I took the liberty to post my answers to the Mono comunity, too.

Peter Van Isacker, wrote:

1. I was wondering what your initial thoughs are on the monoQLE project.

Mental note: ... I may have to update the summary at http://sourceforge.net/projects/monoqle/


Foremost it need to be a backend for mono's System.Messaging. So that someone can write queue-based aplications in mono. The lacking part here is interoperability.

JMS interoperability, is a secondary goal, meaning that java programmers could write/read messages to/from MonoQLE queues. Even, interoperating with mono code, through them.

Third, I'm following some efforts on creating standards for the wire protocol of queue servers, but it seems they aren't supported by the bigger players, so see below, for my current thoughts on that.

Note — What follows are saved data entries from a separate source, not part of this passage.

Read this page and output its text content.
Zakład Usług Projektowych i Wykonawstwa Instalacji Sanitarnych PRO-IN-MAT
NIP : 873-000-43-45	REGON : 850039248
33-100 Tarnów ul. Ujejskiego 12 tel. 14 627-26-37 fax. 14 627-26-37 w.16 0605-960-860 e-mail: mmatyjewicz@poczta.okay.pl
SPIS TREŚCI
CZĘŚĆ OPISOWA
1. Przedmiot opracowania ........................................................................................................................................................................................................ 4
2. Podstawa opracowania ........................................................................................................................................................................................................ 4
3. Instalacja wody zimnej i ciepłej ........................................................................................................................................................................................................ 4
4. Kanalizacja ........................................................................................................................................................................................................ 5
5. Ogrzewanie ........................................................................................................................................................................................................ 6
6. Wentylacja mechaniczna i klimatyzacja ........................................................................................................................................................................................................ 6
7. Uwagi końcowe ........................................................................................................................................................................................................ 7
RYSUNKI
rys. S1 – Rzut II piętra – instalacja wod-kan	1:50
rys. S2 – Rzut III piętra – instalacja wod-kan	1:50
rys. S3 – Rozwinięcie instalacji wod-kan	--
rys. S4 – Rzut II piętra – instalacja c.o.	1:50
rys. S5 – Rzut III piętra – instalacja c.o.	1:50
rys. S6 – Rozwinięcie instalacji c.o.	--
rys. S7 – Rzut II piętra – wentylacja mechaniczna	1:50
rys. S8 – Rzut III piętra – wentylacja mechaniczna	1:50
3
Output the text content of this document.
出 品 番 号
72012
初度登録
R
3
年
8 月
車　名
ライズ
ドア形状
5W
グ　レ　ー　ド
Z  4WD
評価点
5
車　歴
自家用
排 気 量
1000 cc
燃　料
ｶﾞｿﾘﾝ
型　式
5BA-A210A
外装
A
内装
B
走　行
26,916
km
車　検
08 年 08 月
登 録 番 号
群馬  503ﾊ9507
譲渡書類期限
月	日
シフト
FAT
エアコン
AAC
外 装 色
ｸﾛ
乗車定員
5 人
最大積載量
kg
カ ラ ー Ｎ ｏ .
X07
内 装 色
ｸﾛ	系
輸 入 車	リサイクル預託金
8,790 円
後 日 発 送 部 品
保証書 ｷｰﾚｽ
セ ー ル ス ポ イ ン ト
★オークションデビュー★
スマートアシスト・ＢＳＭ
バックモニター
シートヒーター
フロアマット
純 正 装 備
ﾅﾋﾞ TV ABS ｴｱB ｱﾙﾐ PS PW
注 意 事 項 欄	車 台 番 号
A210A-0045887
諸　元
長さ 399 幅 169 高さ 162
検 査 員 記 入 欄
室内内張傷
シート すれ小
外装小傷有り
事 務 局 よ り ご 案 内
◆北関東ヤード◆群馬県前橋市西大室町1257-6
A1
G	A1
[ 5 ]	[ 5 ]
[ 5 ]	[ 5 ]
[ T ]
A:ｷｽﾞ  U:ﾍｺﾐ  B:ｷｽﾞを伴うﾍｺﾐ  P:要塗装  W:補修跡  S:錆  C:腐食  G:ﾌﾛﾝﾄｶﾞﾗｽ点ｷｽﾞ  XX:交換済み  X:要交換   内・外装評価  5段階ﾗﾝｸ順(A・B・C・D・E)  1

Fourth, I intend to make it easy for any bridge developers, to port their MSMQ-related products to MonoQLE. That would allow "transparent" interoperation with IBM Websphere MQ, for example.

What I don't intend to do is to study and emulate MSMQ wire protocols, to interoperate directly with it. Maybe Samba developers may be interested on doing it, because of how tangled it is with NT/AD security.

2. What does QLE stand for?

MonoQLE = Mono Queue server Linux Edition, although it should work on any platform where mono is supported, the initial focus is Linux because of dependencies it may have on deployment and daemon configuration/control.


I twisted the acronym, a bit, to make it sound like monocle (that antique single-eye glass).

3. It appears you lack coders, I think I have some free time. :)
   Although I don't know where exactly to start,
   except for stubbing System.Messaging

That would be a great start. I did some mininal stubbing of other namespaces in mono to make the MonoQLE daemon/service, compile. But I didn't have the time to stub System.Messaging itself, beyond my months-aged initial efforts.


Please, go ahead!!!

Some more details:

I'm still defining how to plug a provider-based mechanism on System.Messaging, and then implement a MonoQLE-specific provider, as the default.

For the wire protocol, between the provider and the daemon, I'm inclined to use remoting, with it's configurability being an interesting plus, that also brings interoperation via Web Services, to the picture.